The conversation took a turn towards the bizarre. ‘I’m going to be a frog,’ Yves said.
Pel’s eyebrows rose. ‘And be kissed by a princess so that you turn into a prince?’
/> The boy gave him the sort of look all small boys give their elders when they think they’re being patronised.
‘Is it a play?’ Pel asked.
‘I think so. At school. I’m not sure. I don’t really know what’s going on.’
Neither, thought Pel, remembering his own early days at school, had he.
‘It’s for the end of term. They’re going to paint my face green and yellow. It’s about animals having a party. I’d rather be a knight or a pirate or something from outer space.’ An indignant note crept in. ‘Why do lady teachers always make you dress up as animals?’
It was something Pel remembered with disgust from his own childhood. ‘Domination,’ he replied. ‘Or maybe they get tired of looking at you.’
‘Antoine Gilbert’s mother’s got rats,’ Yves said.
‘In the play?’
‘No. At home.’
‘White rats?’
‘I think they’re ordinary brown ones.’
‘Who’s Antoine Gilbert?’
‘He’s my friend. Have you got many friends, Monsieur Pel?’
‘No.’ Pel considered it a triumph of skill and management.
‘Don’t you like people?’
It was a difficult question and Pel didn’t want to be accused of corrupting minors. He tried to be honest. ‘Not much,’ he said. ‘Just Madame Pel. And you.’
Yves smiled proudly. ‘Antoine’s going to be a fox,’ he said. ‘He sits in front of me at school. He passes bits of paper with answers on them to me. Under the seat. I give him sweets.’
Criminality, Pel decided, was spreading. The world was full of crooks and shysters. Even the village school.

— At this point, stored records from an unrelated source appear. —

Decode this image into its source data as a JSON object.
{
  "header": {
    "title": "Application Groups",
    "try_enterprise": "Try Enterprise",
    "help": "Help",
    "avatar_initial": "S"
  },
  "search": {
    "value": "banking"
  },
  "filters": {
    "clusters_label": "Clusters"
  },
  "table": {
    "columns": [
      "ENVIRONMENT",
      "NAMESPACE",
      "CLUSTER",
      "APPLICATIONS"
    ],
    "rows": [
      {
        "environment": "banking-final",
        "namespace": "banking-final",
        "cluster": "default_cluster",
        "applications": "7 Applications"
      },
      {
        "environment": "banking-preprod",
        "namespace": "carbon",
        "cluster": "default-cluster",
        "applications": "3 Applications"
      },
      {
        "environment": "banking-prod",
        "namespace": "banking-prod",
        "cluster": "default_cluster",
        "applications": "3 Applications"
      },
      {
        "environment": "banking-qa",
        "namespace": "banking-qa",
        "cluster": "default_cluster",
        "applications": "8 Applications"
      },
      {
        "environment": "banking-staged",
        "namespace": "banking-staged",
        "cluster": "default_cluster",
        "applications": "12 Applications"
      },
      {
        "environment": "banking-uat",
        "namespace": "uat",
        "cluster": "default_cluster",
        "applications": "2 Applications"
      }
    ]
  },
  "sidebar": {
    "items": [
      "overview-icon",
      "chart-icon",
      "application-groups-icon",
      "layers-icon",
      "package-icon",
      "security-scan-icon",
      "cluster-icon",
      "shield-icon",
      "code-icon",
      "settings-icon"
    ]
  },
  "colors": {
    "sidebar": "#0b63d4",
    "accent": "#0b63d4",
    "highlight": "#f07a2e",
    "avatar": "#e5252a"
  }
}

He tried to be polite. ‘How’s she got rats?’
‘She feeds the birds.’
‘You should never feed birds in the country,’ Pel said solemnly. ‘You should make them work for a living. There’s plenty around for them. They’ve only got to look for it.’
‘She likes birds. She’s into being Green. She’s soppy about them. That’s why she feeds them. Then the rats come. We once had rats. Before we came to live here. We had chickens and kept the chicken feed in a hut. It had a wooden floor and the rats came through the holes in the planking for it. When Pappy pulled the hut down there were rats’ nests all over.’